The first was, whether an enactment giving differential treatment to a single entity would be valid in law. The second was whether the 2017 Act was liable to be struck down on grounds of arbitrariness.

Would a law giving differential treatment to a single entity be valid?

Concerning the first question, the court relied on its 1950 ruling by a five-judge bench in Chiranjit Lal Chowdhuri vs Union of India, where it was faced with a situation where the Governor General had promulgated an ordinance on the basis of a finding that, mismanagement and neglect at Sholapur Spinning and Weaving Company had not only affected the production of an essential commodity, but also led to serious unemployment.

Subsequently, Sholapur Spinning and Weaving Company (Emergency Provisions) Act, 1950, was passed, which led to the dismissal of the mill’s staff.

Later, when the Act was challenged before the SC, one of the grounds for challenge was the application of the legislation to just one entity, and consequently, its discriminatory character, which was violative of Article 14. However, by a 3:2 majority, this ground was rejected by the constitution bench, given the totality of the circumstances in the case, and the situation being of an extraordinary character.

Although other companies were open to charges of mismanagement, the criterion by the government for singling out Sholapur mills could not be said to be arbitrary or unreasonable, the court said.

In its 65-page ruling, the bench clarified that there can certainly be a law that applies to one person or group, and the same cannot be held to be unconstitutional if it isn’t discriminatory in its character. However, the court said that had it been a bad law that arbitrarily selected one individual, class, or corporation and penalised them in a way that wouldn’t apply to others, its validity could be in question.

Answering the first question in the Khalsa University case in the affirmative, the apex court Thursday said that though the Punjab government had filed a reply in the present case, it did not deal with the petitioner’s arguments on discrimination. It also pointed out that no material was placed on record detailing the “compelling and emergent situations” that necessitated the enactment of the 2017 Act.
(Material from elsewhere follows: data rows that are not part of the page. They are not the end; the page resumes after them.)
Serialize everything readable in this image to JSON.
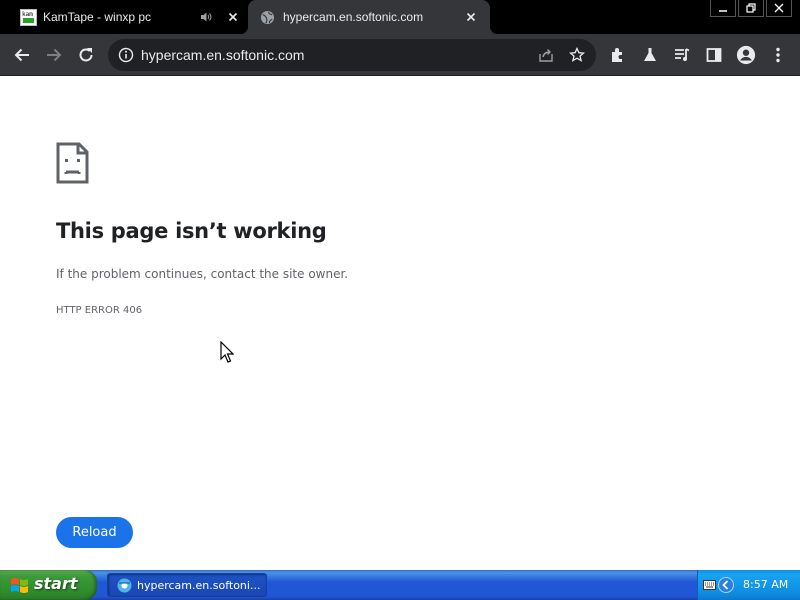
{
  "browser": {
    "tabs": [
      {
        "title": "KamTape - winxp pc",
        "favicon_text": "kam",
        "audio": true,
        "active": false
      },
      {
        "title": "hypercam.en.softonic.com",
        "active": true
      }
    ],
    "address": "hypercam.en.softonic.com",
    "toolbar_icons": [
      "back-icon",
      "forward-icon",
      "reload-icon",
      "info-icon",
      "share-icon",
      "star-icon",
      "extensions-icon",
      "labs-icon",
      "media-icon",
      "sidepanel-icon",
      "profile-icon",
      "menu-icon"
    ]
  },
  "page": {
    "error_title": "This page isn’t working",
    "error_desc": "If the problem continues, contact the site owner.",
    "error_code": "HTTP ERROR 406",
    "reload_label": "Reload"
  },
  "taskbar": {
    "start_label": "start",
    "task_label": "hypercam.en.softoni...",
    "clock": "8:57 AM"
  },
  "colors": {
    "accent": "#1a73e8",
    "tab_bg": "#35363a",
    "taskbar_blue": "#2157d7",
    "start_green": "#3c9b3a"
  }
}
“We therefore find that the impugned Act singled out Khalsa University (appellant No.1) among 16 private universities in the state and no reasonable classification has been pointed out to discriminate Khalsa University (appellant No.1) against the other private universities,” the bench ruled, while dubbing the Act as discriminatory and violative of Article 14.

Can 2017 Act be struck down on grounds of arbitrariness?

On the second ground of challenge, which was that the Act suffered from “manifest arbitrariness”, the court explained that “manifest arbitrariness must be something done by the legislature capriciously, irrationally and/or without adequate determining principle”, as laid down in the 2017 Shayara Bano case.

The bench also said that the “only reasoning” given in the Act’s objectives was that over a period of time, Khalsa College had become a significant icon of Khalsa heritage and the university was likely to shadow and damage its character and glory.

However, it clarified that “Khalsa College which was established in 1892 is not a part of Khalsa University”. The same was evidenced by the undertaking furnished by the university that its establishment wouldn’t touch or adversely affect the college.

Even during the course of hearing, a specific statement has been made by the appellants that Khalsa College would not be affiliated with Khalsa University, the court said, while adding that maps had been placed in the college campus “clearly” revealing only the college built in 1892 was a heritage one, while all other buildings were later constructed.

“It can thus be seen that the very foundation that Khalsa University would shadow and damage the character and pristine glory of Khalsa College which has, over a period of time, become a significant icon of Khalsa heritage, is on a non-existent basis,” the court said, adding that the purpose of the 2017 Act was in fact “non-existent”, suffered from manifest arbitrariness and violated Article 14.

“We are therefore of the considered view that the impugned Act is also liable to be set aside on the same ground,” the apex court said in its ruling, striking down the 2017 law.